Acrylamide has been shown to cause cancer in lab rats, and researchers from the Swedish Food Administration found in 2002 that unexpectedly high levels of the carcinogen are present in high-carbohydrate foods. Acrylamides form when high-starch foods are cooked at high temperatures -- fried, roasted, baked or toasted -- with the highest levels found in french fries, oven-baked fries and potato chips. Certain foods' acrylamide content jumps sharply after cooking; for example, Lamb Weston Inland Valley's unbaked fries product showed 220 ppb of acrylamides prior to cooking, and 1,325 ppb after cooking.
Food manufacturers have paid close attention to the FDA's list, which identifies acrylamide content by name brand. For example, Postum caffeine-free hot beverage occupies the top spot on the FDA's list with 5,399 ppb of acrylamides.
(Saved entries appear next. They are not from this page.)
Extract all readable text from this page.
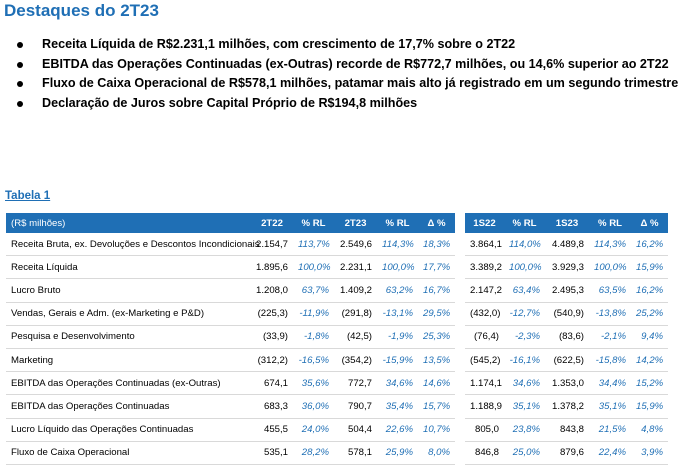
Destaques do 2T23
Receita Líquida de R$2.231,1 milhões, com crescimento de 17,7% sobre o 2T22
EBITDA das Operações Continuadas (ex-Outras) recorde de R$772,7 milhões, ou 14,6% superior ao 2T22
Fluxo de Caixa Operacional de R$578,1 milhões, patamar mais alto já registrado em um segundo trimestre
Declaração de Juros sobre Capital Próprio de R$194,8 milhões
Tabela 1
(R$ milhões)	2T22	% RL	2T23	% RL	Δ %		1S22	% RL	1S23	% RL	Δ %
Receita Bruta, ex. Devoluções e Descontos Incondicionais	2.154,7	113,7%	2.549,6	114,3%	18,3%		3.864,1	114,0%	4.489,8	114,3%	16,2%
Receita Líquida	1.895,6	100,0%	2.231,1	100,0%	17,7%		3.389,2	100,0%	3.929,3	100,0%	15,9%
Lucro Bruto	1.208,0	63,7%	1.409,2	63,2%	16,7%		2.147,2	63,4%	2.495,3	63,5%	16,2%
Vendas, Gerais e Adm. (ex-Marketing e P&D)	(225,3)	-11,9%	(291,8)	-13,1%	29,5%		(432,0)	-12,7%	(540,9)	-13,8%	25,2%
Pesquisa e Desenvolvimento	(33,9)	-1,8%	(42,5)	-1,9%	25,3%		(76,4)	-2,3%	(83,6)	-2,1%	9,4%
Marketing	(312,2)	-16,5%	(354,2)	-15,9%	13,5%		(545,2)	-16,1%	(622,5)	-15,8%	14,2%
EBITDA das Operações Continuadas (ex-Outras)	674,1	35,6%	772,7	34,6%	14,6%		1.174,1	34,6%	1.353,0	34,4%	15,2%
EBITDA das Operações Continuadas	683,3	36,0%	790,7	35,4%	15,7%		1.188,9	35,1%	1.378,2	35,1%	15,9%
Lucro Líquido das Operações Continuadas	455,5	24,0%	504,4	22,6%	10,7%		805,0	23,8%	843,8	21,5%	4,8%
Fluxo de Caixa Operacional	535,1	28,2%	578,1	25,9%	8,0%		846,8	25,0%	879,6	22,4%	3,9%
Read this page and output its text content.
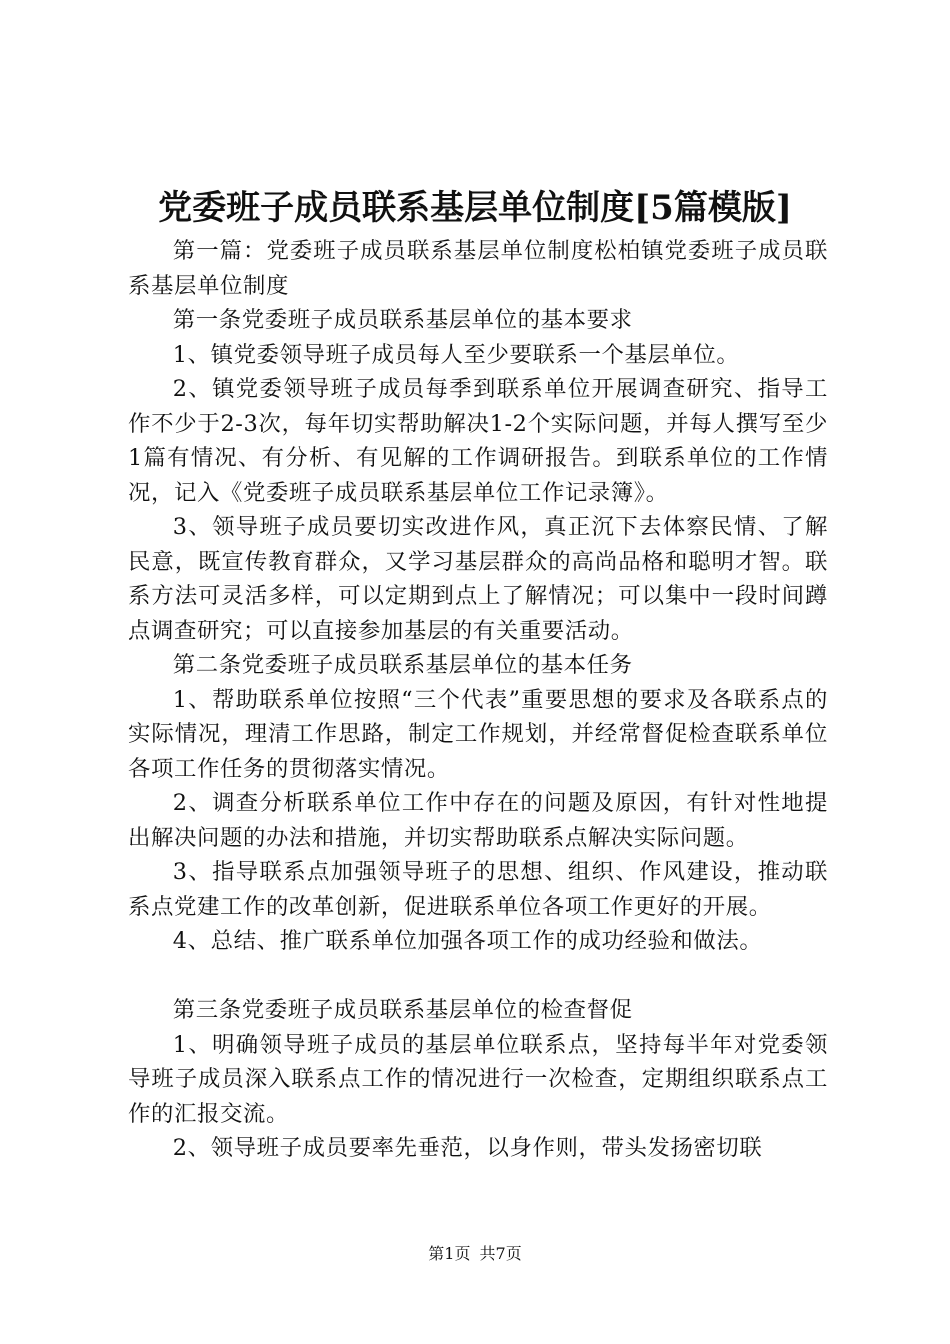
党委班子成员联系基层单位制度[5篇模版]

第一篇：党委班子成员联系基层单位制度松柏镇党委班子成员联系基层单位制度

第一条党委班子成员联系基层单位的基本要求

1、镇党委领导班子成员每人至少要联系一个基层单位。

2、镇党委领导班子成员每季到联系单位开展调查研究、指导工作不少于2-3次，每年切实帮助解决1-2个实际问题，并每人撰写至少1篇有情况、有分析、有见解的工作调研报告。到联系单位的工作情况，记入《党委班子成员联系基层单位工作记录簿》。

3、领导班子成员要切实改进作风，真正沉下去体察民情、了解民意，既宣传教育群众，又学习基层群众的高尚品格和聪明才智。联系方法可灵活多样，可以定期到点上了解情况；可以集中一段时间蹲点调查研究；可以直接参加基层的有关重要活动。

第二条党委班子成员联系基层单位的基本任务

1、帮助联系单位按照“三个代表”重要思想的要求及各联系点的实际情况，理清工作思路，制定工作规划，并经常督促检查联系单位各项工作任务的贯彻落实情况。

2、调查分析联系单位工作中存在的问题及原因，有针对性地提出解决问题的办法和措施，并切实帮助联系点解决实际问题。

3、指导联系点加强领导班子的思想、组织、作风建设，推动联系点党建工作的改革创新，促进联系单位各项工作更好的开展。

4、总结、推广联系单位加强各项工作的成功经验和做法。

第三条党委班子成员联系基层单位的检查督促

1、明确领导班子成员的基层单位联系点，坚持每半年对党委领导班子成员深入联系点工作的情况进行一次检查，定期组织联系点工作的汇报交流。

2、领导班子成员要率先垂范，以身作则，带头发扬密切联

第1页 共7页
As more and more consumers become aware of possible disease-causing ingredients in their foods, food manufacturers are resisting stricter labeling laws that require foods containing harmful ingredients to be labeled as such. Currently manufacturers are fighting to exempt acrylamide from Proposition 65 in California, which would require food makers to list cancer-causing compounds in their foods.
"Food and beverage giants have, for decades, attempted to hide the truth about the toxic chemicals in their products," explained Mike Adams, an outspoken critic of the processed food industry. "Now, they want to keep consumers in the dark about acrylamides, too, just as they've been spreading disinformation about aspartame, monosodium glutamate, artificial colors and other chemical additives."